John Sanford’s Masked Prey delves into the world of blogging when U.S. Marshall Lucas Davenport joins forces with the FBI to find out who is posting pictures of U.S. Senators’ children on the dark web. Unfollow Me by Charlotte Duckworth follows a YouTube mommy vlogger who disappears, leaving her husband and viewers to follow her trail through a web of lies and deception.
Shadow Play highlights just one example of how a livestream used for good can be hijacked by a bad actor. Twitch’s platform is primarily used for gaming, but it has expanded to include esports, the creative arts, music, and discussion.
Krista Evans is not a gamer, as opposed to her best friend, Hailey Swanson. Krista is a physiotherapist by trade, but loves to chat with her clients, offering life advice that often strikes the right note. Hailey convinces Krista she could use her skills to help a larger community on Twitch, and the livestreaming channel A Word from the Wise is born.

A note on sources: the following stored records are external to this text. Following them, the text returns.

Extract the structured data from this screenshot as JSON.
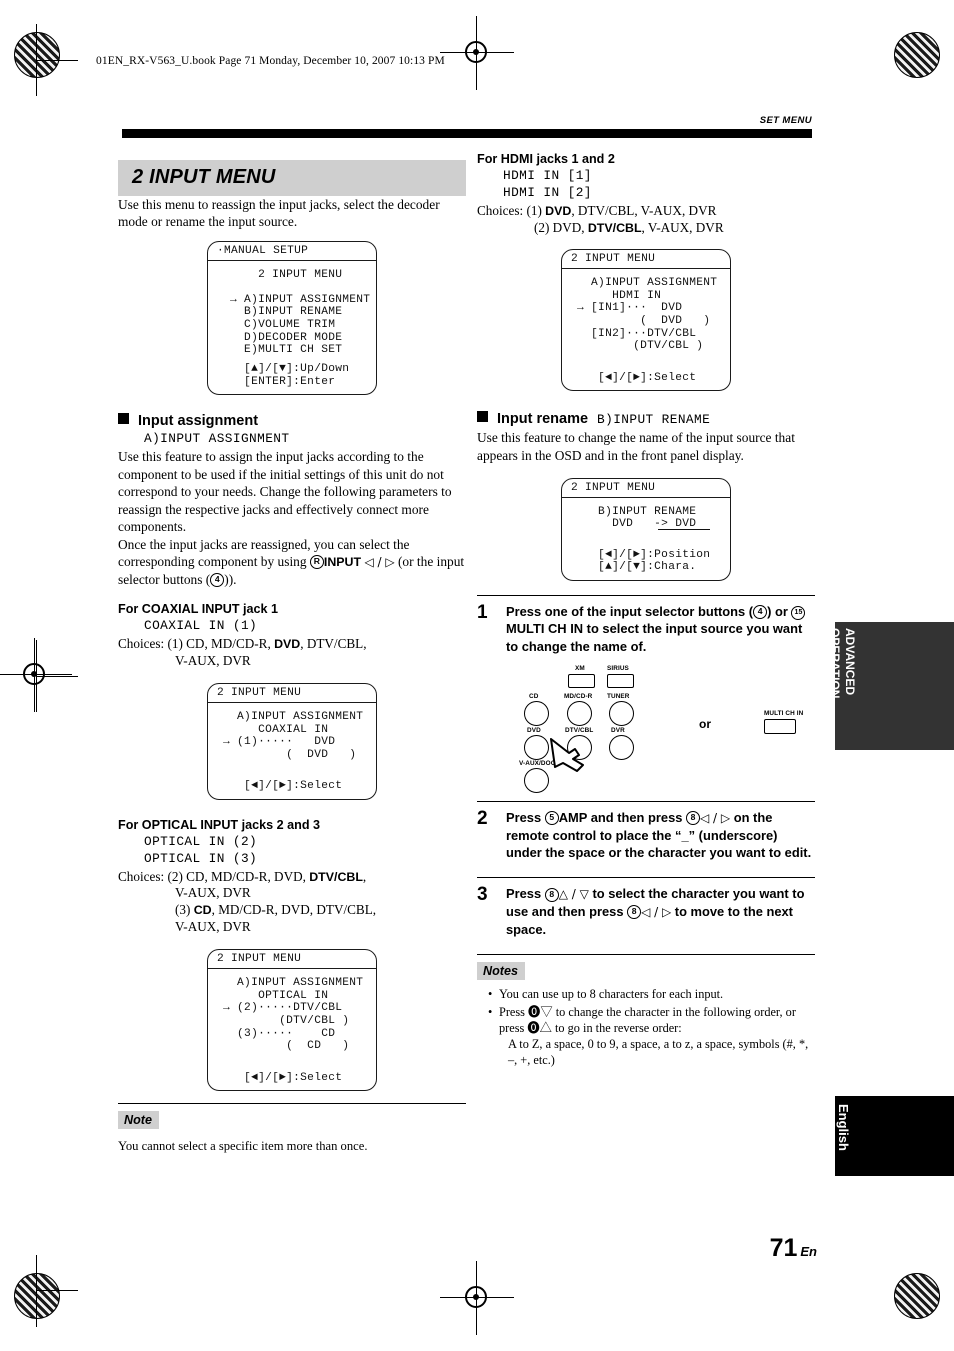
{
  "header": {
    "book_line": "01EN_RX-V563_U.book  Page 71  Monday, December 10, 2007  10:13 PM",
    "running_head": "SET MENU"
  },
  "left_column": {
    "section_title": "2 INPUT MENU",
    "intro": "Use this menu to reassign the input jacks, select the decoder mode or rename the input source.",
    "osd_main": {
      "title": "·MANUAL SETUP",
      "body": "      2 INPUT MENU\n\n  → A)INPUT ASSIGNMENT\n    B)INPUT RENAME\n    C)VOLUME TRIM\n    D)DECODER MODE\n    E)MULTI CH SET",
      "footer": "    [▲]/[▼]:Up/Down\n    [ENTER]:Enter"
    },
    "input_assignment": {
      "heading": "Input assignment",
      "osd_name": "A)INPUT ASSIGNMENT",
      "para1": "Use this feature to assign the input jacks according to the component to be used if the initial settings of this unit do not correspond to your needs. Change the following parameters to reassign the respective jacks and effectively connect more components.",
      "para2_a": "Once the input jacks are reassigned, you can select the corresponding component by using ",
      "para2_b": "INPUT",
      "para2_c": " (or the input selector buttons (",
      "para2_d": ")).",
      "circ_r": "R",
      "circ_4": "4"
    },
    "coaxial": {
      "heading": "For COAXIAL INPUT jack 1",
      "osd_name": "COAXIAL IN (1)",
      "choices_label": "Choices:",
      "choices_line1_pre": "(1) CD, MD/CD-R, ",
      "choices_line1_bold": "DVD",
      "choices_line1_post": ", DTV/CBL,",
      "choices_line2": "V-AUX, DVR"
    },
    "osd_coaxial": {
      "title": "2 INPUT MENU",
      "body": "   A)INPUT ASSIGNMENT\n      COAXIAL IN\n → (1)·····   DVD\n          (  DVD   )",
      "footer": "\n    [◄]/[►]:Select"
    },
    "optical": {
      "heading": "For OPTICAL INPUT jacks 2 and 3",
      "osd_name1": "OPTICAL IN (2)",
      "osd_name2": "OPTICAL IN (3)",
      "choices_label": "Choices:",
      "line1_pre": "(2) CD, MD/CD-R, DVD, ",
      "line1_bold": "DTV/CBL",
      "line1_post": ",",
      "line2": "V-AUX, DVR",
      "line3_pre": "(3) ",
      "line3_bold": "CD",
      "line3_post": ", MD/CD-R, DVD, DTV/CBL,",
      "line4": "V-AUX, DVR"
    },
    "osd_optical": {
      "title": "2 INPUT MENU",
      "body": "   A)INPUT ASSIGNMENT\n      OPTICAL IN\n → (2)·····DTV/CBL\n         (DTV/CBL )\n   (3)·····    CD\n          (  CD   )",
      "footer": "\n    [◄]/[►]:Select"
    },
    "note": {
      "tag": "Note",
      "text": "You cannot select a specific item more than once."
    }
  },
  "right_column": {
    "hdmi": {
      "heading": "For HDMI jacks 1 and 2",
      "osd_name1": "HDMI IN [1]",
      "osd_name2": "HDMI IN [2]",
      "choices_label": "Choices:",
      "line1_pre": "(1) ",
      "line1_bold": "DVD",
      "line1_post": ", DTV/CBL, V-AUX, DVR",
      "line2_pre": "(2) DVD, ",
      "line2_bold": "DTV/CBL",
      "line2_post": ", V-AUX, DVR"
    },
    "osd_hdmi": {
      "title": "2 INPUT MENU",
      "body": "   A)INPUT ASSIGNMENT\n      HDMI IN\n → [IN1]···  DVD\n          (  DVD   )\n   [IN2]···DTV/CBL\n         (DTV/CBL )",
      "footer": "\n    [◄]/[►]:Select"
    },
    "input_rename": {
      "heading": "Input rename",
      "osd_name": "B)INPUT RENAME",
      "para": "Use this feature to change the name of the input source that appears in the OSD and in the front panel display."
    },
    "osd_rename": {
      "title": "2 INPUT MENU",
      "body": "    B)INPUT RENAME\n      DVD   -> DVD",
      "footer": "\n    [◄]/[►]:Position\n    [▲]/[▼]:Chara."
    },
    "steps": [
      {
        "num": "1",
        "pre": "Press one of the input selector buttons (",
        "c1": "4",
        "mid": ") or ",
        "c2": "15",
        "bold": "MULTI CH IN",
        "post": " to select the input source you want to change the name of."
      },
      {
        "num": "2",
        "pre": "Press ",
        "c1": "5",
        "bold": "AMP",
        "mid": " and then press ",
        "c2": "8",
        "arrows": "◁ / ▷",
        "post": " on the remote control to place the “_” (underscore) under the space or the character you want to edit."
      },
      {
        "num": "3",
        "pre": "Press ",
        "c1": "8",
        "arrows": "△ / ▽",
        "mid": " to select the character you want to use and then press ",
        "c2": "8",
        "arrows2": "◁ / ▷",
        "post": " to move to the next space."
      }
    ],
    "figure": {
      "buttons_top": [
        "XM",
        "SIRIUS"
      ],
      "buttons_row1": [
        "CD",
        "MD/CD-R",
        "TUNER"
      ],
      "buttons_row2": [
        "DVD",
        "DTV/CBL",
        "DVR"
      ],
      "buttons_row3": [
        "V-AUX/DOCK"
      ],
      "or_label": "or",
      "multi_ch_in": "MULTI CH IN"
    },
    "notes": {
      "tag": "Notes",
      "items": [
        "You can use up to 8 characters for each input.",
        "Press ⓿▽ to change the character in the following order, or press ⓿△ to go in the reverse order:",
        "A to Z, a space, 0 to 9, a space, a to z, a space, symbols (#, *, –, +, etc.)"
      ]
    }
  },
  "side_tabs": {
    "advanced": "ADVANCED\nOPERATION",
    "advanced_line1": "ADVANCED",
    "advanced_line2": "OPERATION",
    "language": "English"
  },
  "footer": {
    "page_number": "71",
    "page_suffix": "En"
  },
  "colors": {
    "gray_band": "#cfcfcf",
    "tab_gray": "#333333",
    "tab_black": "#000000"
  }
}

Hailey is the tech brains, while Krista is the communicator, and, before long, they have built a positive, helpful community. They stream twice a week, not only offering advice themselves, but the community also lends a hand, lifting each other up, and offering different world views and experiences.
It’s the hive mind at its best. Until Chase547 enters the chat and highjacks the channel they love.
Shadow Play highlights just one example of how a livestream used for good can be hijacked by a bad actor.Twitch provides multiple ways for content creators to protect themselves on the platform—timeouts, emote-only chats, slow-mode chat, verified accounts only, paid subscribers only, Shield Mode to allow for increased Twitch security, and even the nuclear option, banning. These are real tools content creators have at their disposal care of the Twitch Safety Center, created to protect viewers, streamers, and channels.
But what do you do when each escalating level of safety is circumvented? This is where Krista and Hailey find themselves as Chase547 comes to them for advice with a woman he admires, but then becomes infuriated when they stand for her when she’s not interested in his advances. When their interaction with Chase547 hits much closer to home, closer to reality than a virtual interaction, it truly feels like the call is coming from inside the house.
Social media can be either a blessing or a curse—it can be the connection that sustains the lonely, or can provide the means for a stalker to find and follow his prey. It enough to make one wonder with each log on—what will today’s interaction bring?